Недобор скорости на кораблях типа «Полтавы» и на «Сисое Великом» прямо определен их устаревшей конструкцией. Его ни новыми котлами, ни новыми машинами, серьезно не уменьшить. В этом плане они ближе к «Петру Великому», чем к «Ретвизану», например. Тут дело больше в обводах подводной части. Вот для «Трех святителей» или «Потемкина» — стоит об новых котлах подумать. Машины вполне могут и больше десяти с половиной тысяч сил выдать. Для них 16 узлов — явно маловато.

Что же по части бронирования, то «голые» нос и корма моих судов себя показали во всей красе. «Севастополь» мы потеряли. А будь дело не у берега, и «Сисой» бы затонул. Получается, чтобы хоть как-то приблизить эти корабли к уровню «Бородина», который, как мы знаем, уже заведомо нового «Дредноута» слабее в два с лишним раза минимум по коэффициентам, одной котломашинной установкой не обойтись. Их еще перебронировать надобно. Как хотите, господа, но, по-моему, проще и экономнее новые корабли для линии строить. Не менее чем с 8-ю крупными орудиями в залпе.

Теперь про тип «Пересвет». У этих броненосцев-крейсеров есть одно, крайне яркое преимущество и достоинство на фоне остальных наших, да и не только наших, линейных судов. Это — красота. Знаю, что у Его Высочества генерал-адмирала они на высоком счету, проект их с его подачи и создан. Но ошибаться ведь и великие люди могут.

Броненосцы-крейсеры наши и для боя, и для похода, — корабли устаревшие еще в прошлом веке.
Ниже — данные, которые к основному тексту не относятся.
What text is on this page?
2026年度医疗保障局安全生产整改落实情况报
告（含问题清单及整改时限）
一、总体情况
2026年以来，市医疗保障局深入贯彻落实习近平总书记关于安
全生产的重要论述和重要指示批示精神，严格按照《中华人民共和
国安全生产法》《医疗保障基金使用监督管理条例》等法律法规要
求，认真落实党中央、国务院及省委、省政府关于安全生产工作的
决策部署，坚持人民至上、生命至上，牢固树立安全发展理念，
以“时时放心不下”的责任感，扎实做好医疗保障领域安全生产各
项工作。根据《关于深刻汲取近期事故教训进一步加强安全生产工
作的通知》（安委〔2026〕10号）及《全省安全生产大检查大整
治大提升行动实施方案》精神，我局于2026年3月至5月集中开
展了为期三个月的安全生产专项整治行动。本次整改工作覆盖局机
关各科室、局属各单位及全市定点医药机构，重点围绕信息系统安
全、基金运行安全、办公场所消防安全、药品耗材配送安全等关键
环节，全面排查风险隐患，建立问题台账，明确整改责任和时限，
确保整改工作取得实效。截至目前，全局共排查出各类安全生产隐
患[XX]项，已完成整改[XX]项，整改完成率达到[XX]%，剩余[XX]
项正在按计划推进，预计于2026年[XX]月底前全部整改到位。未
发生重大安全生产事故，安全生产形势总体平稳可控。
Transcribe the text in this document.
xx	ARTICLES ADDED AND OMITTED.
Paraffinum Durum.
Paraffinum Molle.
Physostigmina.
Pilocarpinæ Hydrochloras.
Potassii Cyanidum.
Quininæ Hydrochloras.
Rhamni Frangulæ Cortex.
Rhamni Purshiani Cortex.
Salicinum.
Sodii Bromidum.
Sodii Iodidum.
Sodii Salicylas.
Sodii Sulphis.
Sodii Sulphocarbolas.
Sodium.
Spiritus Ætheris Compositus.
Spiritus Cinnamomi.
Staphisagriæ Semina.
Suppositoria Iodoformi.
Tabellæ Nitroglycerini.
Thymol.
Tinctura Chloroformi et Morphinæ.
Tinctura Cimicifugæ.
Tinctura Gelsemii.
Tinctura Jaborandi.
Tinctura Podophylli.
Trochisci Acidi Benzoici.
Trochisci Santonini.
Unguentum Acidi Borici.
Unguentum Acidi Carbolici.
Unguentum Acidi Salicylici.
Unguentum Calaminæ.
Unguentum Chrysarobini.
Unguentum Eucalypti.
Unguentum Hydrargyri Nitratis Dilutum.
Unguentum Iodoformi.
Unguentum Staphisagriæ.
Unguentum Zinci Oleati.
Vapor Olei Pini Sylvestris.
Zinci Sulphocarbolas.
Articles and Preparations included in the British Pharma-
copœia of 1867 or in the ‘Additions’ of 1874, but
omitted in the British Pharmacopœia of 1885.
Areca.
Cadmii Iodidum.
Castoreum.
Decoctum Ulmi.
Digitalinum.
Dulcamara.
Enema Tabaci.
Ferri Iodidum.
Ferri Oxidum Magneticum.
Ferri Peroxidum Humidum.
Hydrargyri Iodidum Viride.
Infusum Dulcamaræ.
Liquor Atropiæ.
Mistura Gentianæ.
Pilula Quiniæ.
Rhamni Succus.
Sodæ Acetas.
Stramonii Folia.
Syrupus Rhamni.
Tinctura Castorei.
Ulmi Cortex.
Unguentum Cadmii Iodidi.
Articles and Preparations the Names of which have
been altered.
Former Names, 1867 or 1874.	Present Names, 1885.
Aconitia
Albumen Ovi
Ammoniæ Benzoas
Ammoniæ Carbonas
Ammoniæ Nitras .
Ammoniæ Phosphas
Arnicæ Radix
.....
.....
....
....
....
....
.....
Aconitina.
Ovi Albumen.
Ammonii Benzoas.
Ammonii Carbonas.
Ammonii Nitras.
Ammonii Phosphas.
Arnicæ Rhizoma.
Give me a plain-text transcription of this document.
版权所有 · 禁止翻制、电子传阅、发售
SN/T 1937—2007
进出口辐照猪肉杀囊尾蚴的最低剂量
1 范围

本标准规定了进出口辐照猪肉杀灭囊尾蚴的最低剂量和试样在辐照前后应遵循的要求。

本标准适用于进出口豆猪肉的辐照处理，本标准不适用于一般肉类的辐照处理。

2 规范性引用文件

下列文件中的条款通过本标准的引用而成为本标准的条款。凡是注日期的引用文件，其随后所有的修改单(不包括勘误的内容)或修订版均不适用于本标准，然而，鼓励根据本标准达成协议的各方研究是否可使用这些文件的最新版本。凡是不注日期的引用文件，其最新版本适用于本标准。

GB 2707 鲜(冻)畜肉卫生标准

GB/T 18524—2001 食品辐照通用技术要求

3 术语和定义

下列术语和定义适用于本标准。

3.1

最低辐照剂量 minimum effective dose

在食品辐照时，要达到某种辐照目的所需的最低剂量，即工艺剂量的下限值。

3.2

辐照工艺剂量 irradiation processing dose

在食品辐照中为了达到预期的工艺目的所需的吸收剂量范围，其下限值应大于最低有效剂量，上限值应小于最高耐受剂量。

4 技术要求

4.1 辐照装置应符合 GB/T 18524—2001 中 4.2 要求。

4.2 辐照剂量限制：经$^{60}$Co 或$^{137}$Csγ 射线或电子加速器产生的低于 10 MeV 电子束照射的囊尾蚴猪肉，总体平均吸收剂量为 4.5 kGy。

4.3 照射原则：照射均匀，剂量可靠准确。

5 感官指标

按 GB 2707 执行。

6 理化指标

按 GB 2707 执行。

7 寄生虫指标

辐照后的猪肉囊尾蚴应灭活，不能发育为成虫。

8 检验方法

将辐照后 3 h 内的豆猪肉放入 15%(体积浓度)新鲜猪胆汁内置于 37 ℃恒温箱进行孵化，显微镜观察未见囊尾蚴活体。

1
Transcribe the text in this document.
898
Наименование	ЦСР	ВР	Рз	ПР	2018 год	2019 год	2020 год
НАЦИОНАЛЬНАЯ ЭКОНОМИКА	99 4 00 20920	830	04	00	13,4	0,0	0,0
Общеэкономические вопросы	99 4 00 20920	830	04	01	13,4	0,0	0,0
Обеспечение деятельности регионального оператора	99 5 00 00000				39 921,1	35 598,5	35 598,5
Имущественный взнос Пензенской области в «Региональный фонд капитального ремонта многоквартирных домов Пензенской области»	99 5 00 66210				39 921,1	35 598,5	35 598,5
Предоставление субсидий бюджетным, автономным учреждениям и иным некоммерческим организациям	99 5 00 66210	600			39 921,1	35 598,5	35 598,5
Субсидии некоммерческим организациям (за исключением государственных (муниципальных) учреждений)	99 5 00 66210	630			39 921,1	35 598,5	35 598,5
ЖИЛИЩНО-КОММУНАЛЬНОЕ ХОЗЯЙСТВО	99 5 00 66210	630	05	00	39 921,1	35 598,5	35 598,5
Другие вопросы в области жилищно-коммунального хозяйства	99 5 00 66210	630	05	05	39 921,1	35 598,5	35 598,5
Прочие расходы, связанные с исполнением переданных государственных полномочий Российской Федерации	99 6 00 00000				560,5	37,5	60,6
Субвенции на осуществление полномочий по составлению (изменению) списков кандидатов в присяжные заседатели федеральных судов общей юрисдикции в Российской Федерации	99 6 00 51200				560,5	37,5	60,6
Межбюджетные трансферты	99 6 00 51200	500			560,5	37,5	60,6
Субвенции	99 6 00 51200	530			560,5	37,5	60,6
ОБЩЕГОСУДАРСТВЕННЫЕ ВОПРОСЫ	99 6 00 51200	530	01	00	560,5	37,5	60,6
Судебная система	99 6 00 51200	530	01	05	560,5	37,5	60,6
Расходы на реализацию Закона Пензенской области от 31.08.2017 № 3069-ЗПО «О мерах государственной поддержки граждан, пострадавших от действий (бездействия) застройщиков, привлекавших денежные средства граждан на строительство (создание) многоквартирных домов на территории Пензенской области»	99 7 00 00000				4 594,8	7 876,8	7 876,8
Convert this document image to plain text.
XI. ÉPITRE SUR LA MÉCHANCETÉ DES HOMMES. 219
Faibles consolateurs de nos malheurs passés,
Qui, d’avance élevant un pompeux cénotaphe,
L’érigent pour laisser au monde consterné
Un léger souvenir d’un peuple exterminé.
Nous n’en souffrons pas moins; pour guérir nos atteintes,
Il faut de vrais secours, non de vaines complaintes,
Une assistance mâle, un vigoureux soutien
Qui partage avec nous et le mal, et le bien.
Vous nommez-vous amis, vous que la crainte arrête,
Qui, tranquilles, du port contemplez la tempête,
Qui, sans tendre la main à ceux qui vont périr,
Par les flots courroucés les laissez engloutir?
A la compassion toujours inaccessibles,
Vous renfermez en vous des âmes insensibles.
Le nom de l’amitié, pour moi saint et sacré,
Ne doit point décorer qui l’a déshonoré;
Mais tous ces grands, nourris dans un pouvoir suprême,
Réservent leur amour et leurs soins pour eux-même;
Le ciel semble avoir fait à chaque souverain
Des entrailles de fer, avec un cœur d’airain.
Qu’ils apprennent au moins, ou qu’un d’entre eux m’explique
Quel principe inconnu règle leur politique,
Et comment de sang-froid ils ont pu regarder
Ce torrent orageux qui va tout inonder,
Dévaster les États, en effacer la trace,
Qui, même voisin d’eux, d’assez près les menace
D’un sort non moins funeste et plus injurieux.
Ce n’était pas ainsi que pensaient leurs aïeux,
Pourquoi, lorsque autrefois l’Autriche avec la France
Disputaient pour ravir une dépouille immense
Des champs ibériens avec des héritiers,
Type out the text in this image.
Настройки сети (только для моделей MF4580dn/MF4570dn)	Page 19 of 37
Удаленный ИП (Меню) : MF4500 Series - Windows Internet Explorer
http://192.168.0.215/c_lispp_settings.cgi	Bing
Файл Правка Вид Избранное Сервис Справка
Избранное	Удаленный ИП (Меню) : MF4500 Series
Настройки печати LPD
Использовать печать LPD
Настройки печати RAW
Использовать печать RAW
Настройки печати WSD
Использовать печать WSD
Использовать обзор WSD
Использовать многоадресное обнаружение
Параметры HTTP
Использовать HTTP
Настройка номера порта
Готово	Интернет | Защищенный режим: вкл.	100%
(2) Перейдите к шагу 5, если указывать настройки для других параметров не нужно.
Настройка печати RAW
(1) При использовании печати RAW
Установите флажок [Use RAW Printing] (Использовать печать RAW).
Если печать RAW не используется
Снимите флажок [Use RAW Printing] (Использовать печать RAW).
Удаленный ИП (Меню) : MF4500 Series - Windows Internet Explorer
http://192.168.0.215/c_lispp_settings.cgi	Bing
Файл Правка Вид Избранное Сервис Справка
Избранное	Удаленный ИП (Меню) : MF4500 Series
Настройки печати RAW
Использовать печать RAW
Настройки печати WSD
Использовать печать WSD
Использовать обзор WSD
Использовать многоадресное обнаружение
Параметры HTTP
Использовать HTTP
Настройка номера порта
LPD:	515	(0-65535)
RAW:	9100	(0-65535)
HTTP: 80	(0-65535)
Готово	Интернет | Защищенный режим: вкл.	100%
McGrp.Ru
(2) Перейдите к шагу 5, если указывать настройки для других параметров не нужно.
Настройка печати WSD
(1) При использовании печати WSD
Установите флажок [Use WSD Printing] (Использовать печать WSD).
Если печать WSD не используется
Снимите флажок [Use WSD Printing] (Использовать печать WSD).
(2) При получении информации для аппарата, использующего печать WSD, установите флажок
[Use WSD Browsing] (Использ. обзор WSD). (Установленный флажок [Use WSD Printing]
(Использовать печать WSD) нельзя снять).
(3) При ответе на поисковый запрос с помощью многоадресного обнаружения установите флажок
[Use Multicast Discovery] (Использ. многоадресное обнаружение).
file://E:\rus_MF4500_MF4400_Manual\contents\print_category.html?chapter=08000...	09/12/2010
Это никудышные броненосцы и никудышные большие крейсера. В линию их ставить с таким вооружением и бронированием, — себе дороже. Не будь рядом Вэй-Хая, два бы потонули. Вместе с «Сисоем». На моих глазах «Победа» от броненосцев Того пару 12-дюймовых залпов схватила — и отвоевалась. А уж в дальнее рейдерство отправить этих «углепожирателей», полное безрассудство. Каждому по два-три угольщика с собой надо водить будет. Да и в шторм их «валяет» — смотреть страшно, сердце кровью обливается…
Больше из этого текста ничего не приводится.